IEEE/ACM Trans Comput Biol Bioinform. 2019 Nov-Dec;16(6):1802-1815. doi: 10.1109/TCBB.2018.2833482. Epub 2018 May 9.
DNA microarray datasets are characterized by a large number of features with very few samples, which is a typical cause of overfitting and poor generalization in the classification task. Here, we introduce a novel feature selection (FS) approach which employs the distance correlation (dCor) as a criterion for evaluating the dependence of the class on a given feature subset. The dCor index provides a reliable dependence measure among random vectors of arbitrary dimension, without any assumption on their distribution. Moreover, it is sensitive to the presence of redundant terms. The proposed FS method is based on a probabilistic representation of the feature subset model, which is progressively refined by a repeated process of model extraction and evaluation. A key element of the approach is a distributed optimization scheme based on a vertical partitioning of the dataset, which alleviates the negative effects of its unbalanced dimensions. The proposed method has been tested on several microarray datasets, resulting in quite compact and accurate models obtained at a reasonable computational cost.
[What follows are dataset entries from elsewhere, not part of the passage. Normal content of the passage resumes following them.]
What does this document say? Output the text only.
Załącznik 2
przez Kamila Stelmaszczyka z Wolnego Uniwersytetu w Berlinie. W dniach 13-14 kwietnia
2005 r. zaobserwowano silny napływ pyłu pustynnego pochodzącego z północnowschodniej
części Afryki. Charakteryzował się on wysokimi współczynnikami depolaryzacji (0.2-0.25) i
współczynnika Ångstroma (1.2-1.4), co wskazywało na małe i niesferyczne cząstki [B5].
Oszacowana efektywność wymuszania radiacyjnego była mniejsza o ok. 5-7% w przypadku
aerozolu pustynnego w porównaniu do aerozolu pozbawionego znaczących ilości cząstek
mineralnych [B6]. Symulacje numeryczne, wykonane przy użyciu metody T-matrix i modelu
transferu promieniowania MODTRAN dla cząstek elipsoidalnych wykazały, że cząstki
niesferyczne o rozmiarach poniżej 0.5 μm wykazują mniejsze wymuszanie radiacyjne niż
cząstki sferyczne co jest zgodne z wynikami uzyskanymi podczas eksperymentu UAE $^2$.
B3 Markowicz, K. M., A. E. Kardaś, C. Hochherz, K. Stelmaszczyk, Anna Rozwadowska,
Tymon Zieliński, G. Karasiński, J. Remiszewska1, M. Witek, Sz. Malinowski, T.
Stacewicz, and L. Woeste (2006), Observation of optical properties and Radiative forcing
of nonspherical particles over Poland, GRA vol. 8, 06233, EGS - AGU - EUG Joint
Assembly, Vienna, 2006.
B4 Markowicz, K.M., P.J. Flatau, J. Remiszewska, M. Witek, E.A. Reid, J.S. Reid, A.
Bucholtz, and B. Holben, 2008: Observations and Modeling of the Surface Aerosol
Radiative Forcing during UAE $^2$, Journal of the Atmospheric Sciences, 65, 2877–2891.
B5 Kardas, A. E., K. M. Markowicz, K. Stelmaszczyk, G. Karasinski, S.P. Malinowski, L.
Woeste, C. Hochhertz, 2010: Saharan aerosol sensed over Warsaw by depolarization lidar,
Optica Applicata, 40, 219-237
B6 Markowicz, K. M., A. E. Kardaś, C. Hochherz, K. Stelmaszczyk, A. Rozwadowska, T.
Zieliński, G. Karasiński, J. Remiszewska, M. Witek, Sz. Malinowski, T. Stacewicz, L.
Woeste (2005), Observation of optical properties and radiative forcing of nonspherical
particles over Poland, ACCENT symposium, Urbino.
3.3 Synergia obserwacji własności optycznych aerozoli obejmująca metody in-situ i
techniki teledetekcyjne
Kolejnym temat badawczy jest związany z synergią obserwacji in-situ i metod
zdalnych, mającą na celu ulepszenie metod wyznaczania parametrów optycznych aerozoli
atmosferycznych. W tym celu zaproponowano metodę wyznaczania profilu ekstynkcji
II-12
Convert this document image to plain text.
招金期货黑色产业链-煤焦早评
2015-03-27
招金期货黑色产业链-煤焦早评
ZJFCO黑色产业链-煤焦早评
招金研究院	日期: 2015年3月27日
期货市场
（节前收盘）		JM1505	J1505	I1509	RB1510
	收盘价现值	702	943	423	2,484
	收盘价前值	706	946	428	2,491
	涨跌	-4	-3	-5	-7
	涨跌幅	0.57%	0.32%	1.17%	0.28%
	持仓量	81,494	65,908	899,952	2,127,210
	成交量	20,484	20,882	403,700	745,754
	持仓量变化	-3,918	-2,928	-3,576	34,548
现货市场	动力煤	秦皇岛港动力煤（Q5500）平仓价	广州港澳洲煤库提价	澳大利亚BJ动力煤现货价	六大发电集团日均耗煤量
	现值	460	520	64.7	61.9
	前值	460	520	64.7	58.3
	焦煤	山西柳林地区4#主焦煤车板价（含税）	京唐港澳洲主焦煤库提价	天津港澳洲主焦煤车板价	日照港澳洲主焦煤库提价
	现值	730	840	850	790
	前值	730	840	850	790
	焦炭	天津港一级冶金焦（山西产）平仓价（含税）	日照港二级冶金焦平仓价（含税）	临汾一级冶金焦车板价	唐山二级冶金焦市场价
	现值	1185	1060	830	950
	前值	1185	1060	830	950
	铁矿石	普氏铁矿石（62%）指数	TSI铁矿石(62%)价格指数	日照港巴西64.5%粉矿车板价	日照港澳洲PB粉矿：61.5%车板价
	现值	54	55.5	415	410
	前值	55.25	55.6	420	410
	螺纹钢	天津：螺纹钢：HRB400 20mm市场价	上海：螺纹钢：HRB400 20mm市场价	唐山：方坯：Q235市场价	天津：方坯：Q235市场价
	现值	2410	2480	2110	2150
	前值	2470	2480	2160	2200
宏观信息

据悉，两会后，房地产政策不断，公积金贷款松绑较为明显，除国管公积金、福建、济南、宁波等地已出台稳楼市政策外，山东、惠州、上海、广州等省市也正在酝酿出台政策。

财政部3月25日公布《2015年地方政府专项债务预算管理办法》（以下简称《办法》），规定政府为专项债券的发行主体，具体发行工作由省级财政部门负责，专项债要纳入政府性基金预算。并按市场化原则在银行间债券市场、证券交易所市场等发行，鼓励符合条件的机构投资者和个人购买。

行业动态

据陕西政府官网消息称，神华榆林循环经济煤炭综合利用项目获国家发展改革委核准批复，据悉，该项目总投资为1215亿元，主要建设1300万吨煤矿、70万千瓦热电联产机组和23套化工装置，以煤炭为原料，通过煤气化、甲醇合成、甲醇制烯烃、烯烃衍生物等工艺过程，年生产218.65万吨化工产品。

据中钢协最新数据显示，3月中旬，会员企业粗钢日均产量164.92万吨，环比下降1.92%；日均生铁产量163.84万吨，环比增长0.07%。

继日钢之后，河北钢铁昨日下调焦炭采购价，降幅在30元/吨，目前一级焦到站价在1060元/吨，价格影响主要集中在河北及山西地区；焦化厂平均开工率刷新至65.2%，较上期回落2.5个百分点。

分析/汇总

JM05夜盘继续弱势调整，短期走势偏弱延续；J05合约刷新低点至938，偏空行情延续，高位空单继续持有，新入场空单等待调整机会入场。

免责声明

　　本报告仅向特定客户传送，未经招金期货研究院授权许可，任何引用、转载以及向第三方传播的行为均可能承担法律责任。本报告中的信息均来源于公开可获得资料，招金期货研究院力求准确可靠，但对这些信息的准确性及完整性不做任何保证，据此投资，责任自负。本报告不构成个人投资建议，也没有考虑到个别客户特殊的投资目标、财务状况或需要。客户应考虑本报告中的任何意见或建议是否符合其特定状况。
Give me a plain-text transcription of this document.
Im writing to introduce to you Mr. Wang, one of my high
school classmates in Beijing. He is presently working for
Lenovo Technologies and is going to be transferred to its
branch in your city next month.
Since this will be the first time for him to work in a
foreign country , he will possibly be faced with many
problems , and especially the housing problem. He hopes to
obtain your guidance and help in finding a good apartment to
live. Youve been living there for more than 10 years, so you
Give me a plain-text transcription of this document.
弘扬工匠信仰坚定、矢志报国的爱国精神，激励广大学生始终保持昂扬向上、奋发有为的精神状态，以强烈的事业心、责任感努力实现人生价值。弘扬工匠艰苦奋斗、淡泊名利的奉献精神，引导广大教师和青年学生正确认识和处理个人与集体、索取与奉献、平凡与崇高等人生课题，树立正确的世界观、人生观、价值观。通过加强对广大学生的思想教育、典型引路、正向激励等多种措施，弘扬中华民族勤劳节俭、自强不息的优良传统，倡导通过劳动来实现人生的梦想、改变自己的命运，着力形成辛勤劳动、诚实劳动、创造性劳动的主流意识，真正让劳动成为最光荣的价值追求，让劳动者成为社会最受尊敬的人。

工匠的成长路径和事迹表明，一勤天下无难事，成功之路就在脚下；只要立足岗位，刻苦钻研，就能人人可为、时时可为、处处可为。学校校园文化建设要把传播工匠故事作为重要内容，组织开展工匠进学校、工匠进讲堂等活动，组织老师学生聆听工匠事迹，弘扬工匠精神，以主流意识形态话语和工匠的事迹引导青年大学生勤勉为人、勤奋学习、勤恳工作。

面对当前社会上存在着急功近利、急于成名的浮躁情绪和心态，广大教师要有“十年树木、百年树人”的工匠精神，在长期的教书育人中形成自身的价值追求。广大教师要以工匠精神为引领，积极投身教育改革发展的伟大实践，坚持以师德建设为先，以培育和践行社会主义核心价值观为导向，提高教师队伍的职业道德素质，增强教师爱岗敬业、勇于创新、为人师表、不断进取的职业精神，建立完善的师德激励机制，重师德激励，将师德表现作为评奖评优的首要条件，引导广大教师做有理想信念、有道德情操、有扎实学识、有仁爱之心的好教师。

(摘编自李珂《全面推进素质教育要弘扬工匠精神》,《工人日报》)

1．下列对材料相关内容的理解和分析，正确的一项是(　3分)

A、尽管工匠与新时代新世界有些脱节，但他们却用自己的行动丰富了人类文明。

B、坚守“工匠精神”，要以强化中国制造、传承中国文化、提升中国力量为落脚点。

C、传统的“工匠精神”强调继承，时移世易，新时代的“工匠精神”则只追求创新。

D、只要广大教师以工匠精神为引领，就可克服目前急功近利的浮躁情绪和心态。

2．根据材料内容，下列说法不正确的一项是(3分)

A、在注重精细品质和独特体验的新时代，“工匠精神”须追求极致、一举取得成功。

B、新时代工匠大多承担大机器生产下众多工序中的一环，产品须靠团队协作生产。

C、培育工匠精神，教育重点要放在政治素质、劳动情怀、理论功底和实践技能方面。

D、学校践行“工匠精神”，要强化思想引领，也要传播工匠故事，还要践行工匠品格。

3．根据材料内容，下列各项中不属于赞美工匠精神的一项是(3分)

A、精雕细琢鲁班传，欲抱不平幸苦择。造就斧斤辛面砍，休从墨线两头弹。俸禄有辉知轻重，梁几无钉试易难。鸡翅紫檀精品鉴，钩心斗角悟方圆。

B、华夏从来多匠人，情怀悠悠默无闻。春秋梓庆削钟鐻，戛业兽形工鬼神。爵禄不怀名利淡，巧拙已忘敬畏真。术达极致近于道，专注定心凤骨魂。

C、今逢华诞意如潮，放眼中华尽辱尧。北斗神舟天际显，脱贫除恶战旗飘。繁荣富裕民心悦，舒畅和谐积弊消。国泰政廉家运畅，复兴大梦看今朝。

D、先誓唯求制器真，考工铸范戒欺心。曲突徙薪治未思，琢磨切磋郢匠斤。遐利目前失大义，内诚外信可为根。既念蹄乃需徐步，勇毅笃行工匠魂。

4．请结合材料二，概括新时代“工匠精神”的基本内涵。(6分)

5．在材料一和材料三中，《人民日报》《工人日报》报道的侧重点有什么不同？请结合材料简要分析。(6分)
DNA 微阵列数据集的特点是特征数量非常多,而样本数量非常少,这是分类任务中过度拟合和泛化能力差的一个典型原因。在这里,我们引入了一种新的特征选择(FS)方法,该方法使用距离相关(dCor)作为评估给定特征子集与类之间依赖关系的标准。dCor 指数提供了一种可靠的依赖度量,适用于任意维度的随机向量,而无需对其分布做出任何假设。此外,它对冗余项的存在很敏感。所提出的 FS 方法基于特征子集模型的概率表示,该模型通过重复的模型提取和评估过程进行逐步细化。该方法的一个关键要素是基于数据集垂直划分的分布式优化方案,它减轻了其不平衡维度的负面影响。该方法已经在多个微阵列数据集上进行了测试,结果得到了相当紧凑和准确的模型,同时计算成本也合理。